Lettera del 1523 di Machiavelli all'amico Francesco Vettori, ambasciatore a Roma, in cui gli anticipava la
composizione del Principe e raccontava delle sue giornate "in villa" (contrasto tra vita rurale e tarde serate impiegate
a studiare e scrivere, in un solenne dialogo con autori antichi). Vale la pena sottolineare che l'amicizia intellettuale
umanistica era concepita non solo per agire nel momento in cui si svolgeva, ma anche per durare nel tempo e nello
spazio. La peculiarità era la continuità.

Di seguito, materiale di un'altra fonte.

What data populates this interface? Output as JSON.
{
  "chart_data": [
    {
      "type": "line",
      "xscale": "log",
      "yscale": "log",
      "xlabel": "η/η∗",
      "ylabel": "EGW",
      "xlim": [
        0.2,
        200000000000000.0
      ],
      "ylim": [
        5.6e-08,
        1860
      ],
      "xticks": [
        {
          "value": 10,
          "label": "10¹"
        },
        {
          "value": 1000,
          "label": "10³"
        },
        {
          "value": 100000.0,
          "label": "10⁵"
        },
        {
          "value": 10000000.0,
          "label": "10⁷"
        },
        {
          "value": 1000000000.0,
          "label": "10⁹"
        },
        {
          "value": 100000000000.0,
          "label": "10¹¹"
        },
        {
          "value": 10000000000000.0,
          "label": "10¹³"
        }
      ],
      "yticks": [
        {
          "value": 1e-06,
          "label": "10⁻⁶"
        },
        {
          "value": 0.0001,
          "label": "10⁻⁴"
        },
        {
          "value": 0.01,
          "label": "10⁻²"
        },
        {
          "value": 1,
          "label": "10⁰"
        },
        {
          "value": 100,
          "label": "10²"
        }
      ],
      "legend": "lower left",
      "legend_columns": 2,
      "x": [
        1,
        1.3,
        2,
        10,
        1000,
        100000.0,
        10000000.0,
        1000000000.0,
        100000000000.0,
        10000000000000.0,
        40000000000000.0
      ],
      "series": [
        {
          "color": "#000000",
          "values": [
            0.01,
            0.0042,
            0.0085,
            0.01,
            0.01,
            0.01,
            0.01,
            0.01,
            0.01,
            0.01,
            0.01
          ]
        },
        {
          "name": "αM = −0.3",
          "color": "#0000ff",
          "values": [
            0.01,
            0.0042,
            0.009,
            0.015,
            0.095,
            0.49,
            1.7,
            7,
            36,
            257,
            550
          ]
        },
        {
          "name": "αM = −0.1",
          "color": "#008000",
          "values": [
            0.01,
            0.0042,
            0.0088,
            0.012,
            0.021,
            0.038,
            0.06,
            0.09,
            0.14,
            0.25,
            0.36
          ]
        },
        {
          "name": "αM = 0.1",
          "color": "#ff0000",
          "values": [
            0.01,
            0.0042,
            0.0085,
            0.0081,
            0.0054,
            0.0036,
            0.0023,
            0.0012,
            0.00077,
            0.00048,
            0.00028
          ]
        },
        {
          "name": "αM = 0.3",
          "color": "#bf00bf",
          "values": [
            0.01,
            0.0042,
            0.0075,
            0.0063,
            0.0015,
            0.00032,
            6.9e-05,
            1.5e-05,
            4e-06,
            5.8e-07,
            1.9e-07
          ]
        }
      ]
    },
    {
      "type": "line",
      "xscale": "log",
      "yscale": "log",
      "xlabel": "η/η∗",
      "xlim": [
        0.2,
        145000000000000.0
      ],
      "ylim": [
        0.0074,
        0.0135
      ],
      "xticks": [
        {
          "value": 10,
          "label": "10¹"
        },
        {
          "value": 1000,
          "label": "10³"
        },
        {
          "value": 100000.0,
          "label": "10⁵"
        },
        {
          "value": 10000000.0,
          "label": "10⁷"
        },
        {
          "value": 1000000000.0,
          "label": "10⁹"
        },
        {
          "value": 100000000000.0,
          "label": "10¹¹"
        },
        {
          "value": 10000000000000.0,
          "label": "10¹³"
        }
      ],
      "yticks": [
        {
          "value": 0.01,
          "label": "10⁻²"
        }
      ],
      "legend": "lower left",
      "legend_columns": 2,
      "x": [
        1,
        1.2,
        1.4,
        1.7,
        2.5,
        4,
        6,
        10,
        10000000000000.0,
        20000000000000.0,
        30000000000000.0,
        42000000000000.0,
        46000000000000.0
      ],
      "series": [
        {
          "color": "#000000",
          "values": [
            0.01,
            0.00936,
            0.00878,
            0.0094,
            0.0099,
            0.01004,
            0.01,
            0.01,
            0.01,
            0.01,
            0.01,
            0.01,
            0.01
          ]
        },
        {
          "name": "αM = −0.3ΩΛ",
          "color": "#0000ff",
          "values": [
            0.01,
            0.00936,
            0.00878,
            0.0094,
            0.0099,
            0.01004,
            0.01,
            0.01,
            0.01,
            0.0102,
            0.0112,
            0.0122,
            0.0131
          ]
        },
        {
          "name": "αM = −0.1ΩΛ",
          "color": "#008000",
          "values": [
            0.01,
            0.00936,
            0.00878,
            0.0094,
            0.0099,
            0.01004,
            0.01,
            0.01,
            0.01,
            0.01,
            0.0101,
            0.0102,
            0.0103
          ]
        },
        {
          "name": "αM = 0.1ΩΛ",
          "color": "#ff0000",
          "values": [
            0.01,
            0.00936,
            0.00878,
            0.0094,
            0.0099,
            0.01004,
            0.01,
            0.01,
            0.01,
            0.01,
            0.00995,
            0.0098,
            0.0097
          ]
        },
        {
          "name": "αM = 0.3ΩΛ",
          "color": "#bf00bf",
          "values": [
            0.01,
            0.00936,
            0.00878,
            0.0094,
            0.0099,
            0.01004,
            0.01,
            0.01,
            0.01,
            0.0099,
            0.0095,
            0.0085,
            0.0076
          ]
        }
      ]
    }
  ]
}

Vicende della compagnia sforzesca dopo l'assunzione di Francesco Sforza al ducato e le tappe dell'inserimento della
compagnia del conte nello stato del duca. Si trattò di un processo complesso di radicamento locale dei soldati e
capitani sforzeschi giunti con il neoduca in Lombardia, molti dei quali erano stati educati fin da giovani nelle file del
suo esercito e processo di ridistribuzione degli uomini d'armi nelle diverse maglie del dispositivo difensivo e
offensivo del ducato. Non sempre il processo di riequilibrio dell'influenza delle reti sforzesche nel corpo di uno stato
territoriale si attuò in modo indolore. La compagnia sforzesca non si inseriva solo in un ducato, ma entrava in un
sistema difensivo e offensivo, quello visconteo, di propria tradizione. Lo Sforza aveva attratto a sè capitani e signori
lombardi, coinvolgendo anche uomini e famiglie della capitale, che componevano le elite politica del dominio. Le reti
di affinità militare avevano unito i tre elementi (governi, signori della guerra, sistema dei poteri italiani) componendo
lealtà e schieramenti. Le guerre in Italia, immettendo altri poteri, crearono un'arena vasta a condottieri e signori
minori e rappresentarono la liberazione improvvisa dagli stati regionali, riducendo la flessibilità e l'efficacia delle
affinità militari come strumenti di coalizione politica.
AMICIZIA/AMISTA'
Fine ottava novella, Giovanni Boccaccio fa una lode dell'amicizia, dicendo che è diversa dai legami di sangue e di
denaro, in quanto relazione disinteressata e sincera. Contrapposizione tra amicizia, libera e altruista e legami di
sangue e denaro, legati a ragioni estrinseche e limitati da queste ragioni. L'amicizia è comunque una categoria
fondamentale della pratica sociale e politica dell'Italia tardomedievale. Evidente densità delle reti relazionali che
coinvolgevano i singoli nella società quotidiana (spesso i protagonisti delle varie reti erano gli stessi) ed evidente
molteplicità degli elementi necessari a costruire l'immagine sociale di un individuo. I legami d'amicizia
tardomedievale furono più intensi rispetto ai secoli precedenti e al 500.